In 1930, together with his spiritual daughter, Andromache Heliopoulou— later Nun and Abbess Christonymphe—, and other dedicated souls, he began to construct the Convent of the Holy Virgin Martyr Paraskeve in Acharnai, Attika, on the southeastern foothills of Mount Parnes. In this spiritual apiary of true Orthodoxy, the Elder now passed the remaining years of his life, both receiving and imparting enlightenment. At times he was deemed worthy of seeing St. Paraskeve in the western garden of the convent, where today there is a shrine in his honor. Both when the Elder was alive and after his repose, the convent regularly received the blessing of visits by the ConfessorHierarch Metropolitan Chrysostomos (formerly) of Florina († 1955), who found much respite there.
Elder Hieronymos was by nature sensitive and poetic, and he left behind pamphlets and manuscripts in which he gave expression in graceful verses to his suffering and to the love for our adorable Lord which overflowed his being, and also to his concern for the guidance of souls who sought his spiritual aid. However, like all the righteous, it fell to his lot to be tested by afflictions, sorrows, slanders, and persecutions. In particular, when the innovators tried to arrest him, in order to send him away to the Holy Mountain and put an end to his God-pleasing work as a confessor, Divine protection and assistance always safeguarded and preserved him in miraculous ways, while he himself, as an model of patience and forbearance, prayed for his persecutors, replete as he was with evangelical love.
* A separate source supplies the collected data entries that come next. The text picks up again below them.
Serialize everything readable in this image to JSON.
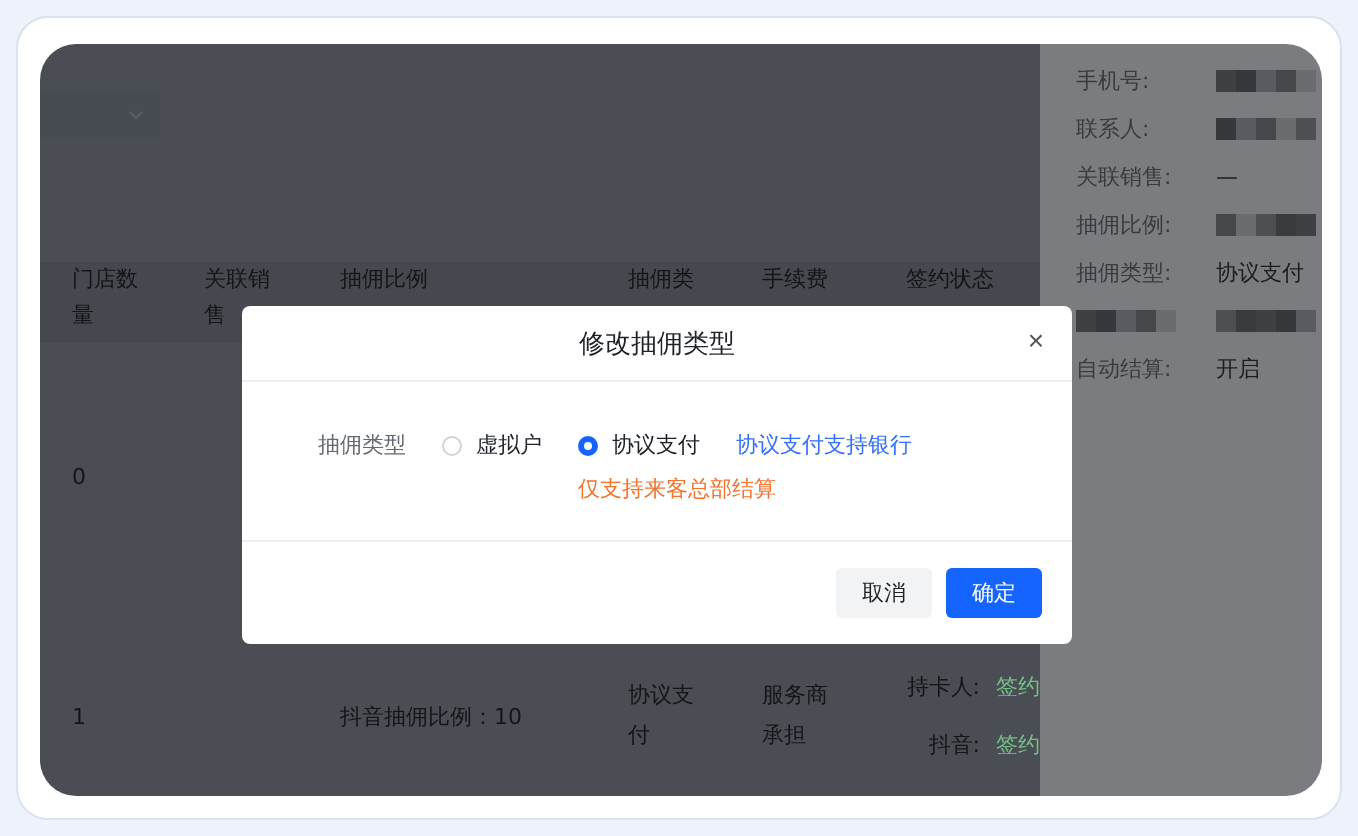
{
  "table": {
    "columns": [
      "门店数量",
      "关联销售",
      "抽佣比例",
      "抽佣类",
      "手续费",
      "签约状态"
    ],
    "rows": [
      {
        "store_count": "0",
        "ratio": "",
        "type": "",
        "fee": "",
        "status": []
      },
      {
        "store_count": "1",
        "ratio": "抖音抽佣比例：10",
        "type": "协议支付",
        "fee": "服务商承担",
        "status": [
          {
            "label": "持卡人:",
            "value": "签约"
          },
          {
            "label": "抖音:",
            "value": "签约"
          }
        ]
      }
    ]
  },
  "drawer": {
    "fields": [
      {
        "label": "手机号:",
        "kind": "blurred"
      },
      {
        "label": "联系人:",
        "kind": "blurred"
      },
      {
        "label": "关联销售:",
        "kind": "text",
        "value": "—"
      },
      {
        "label": "抽佣比例:",
        "kind": "blurred"
      },
      {
        "label": "抽佣类型:",
        "kind": "text",
        "value": "协议支付"
      },
      {
        "kind": "blurred"
      },
      {
        "label": "自动结算:",
        "kind": "text",
        "value": "开启"
      }
    ]
  },
  "dialog": {
    "title": "修改抽佣类型",
    "close": "×",
    "field_label": "抽佣类型",
    "options": [
      {
        "label": "虚拟户",
        "selected": false
      },
      {
        "label": "协议支付",
        "selected": true
      }
    ],
    "link": "协议支付支持银行",
    "note": "仅支持来客总部结算",
    "buttons": [
      {
        "label": "取消",
        "kind": "secondary"
      },
      {
        "label": "确定",
        "kind": "primary"
      }
    ]
  }
}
At the start of 1943, having a premonition of his departure from this vain world, he summoned Archimandrite Chrysostomos (Naslimis) to Liturgize at the convent and commune him with the Immaculate Mysteries. Thus, prepared for the great final journey, he commended his holy soul to his Maker, Whom he loved and served so fervently and faithfully
May his prayers uphold and strengthen us!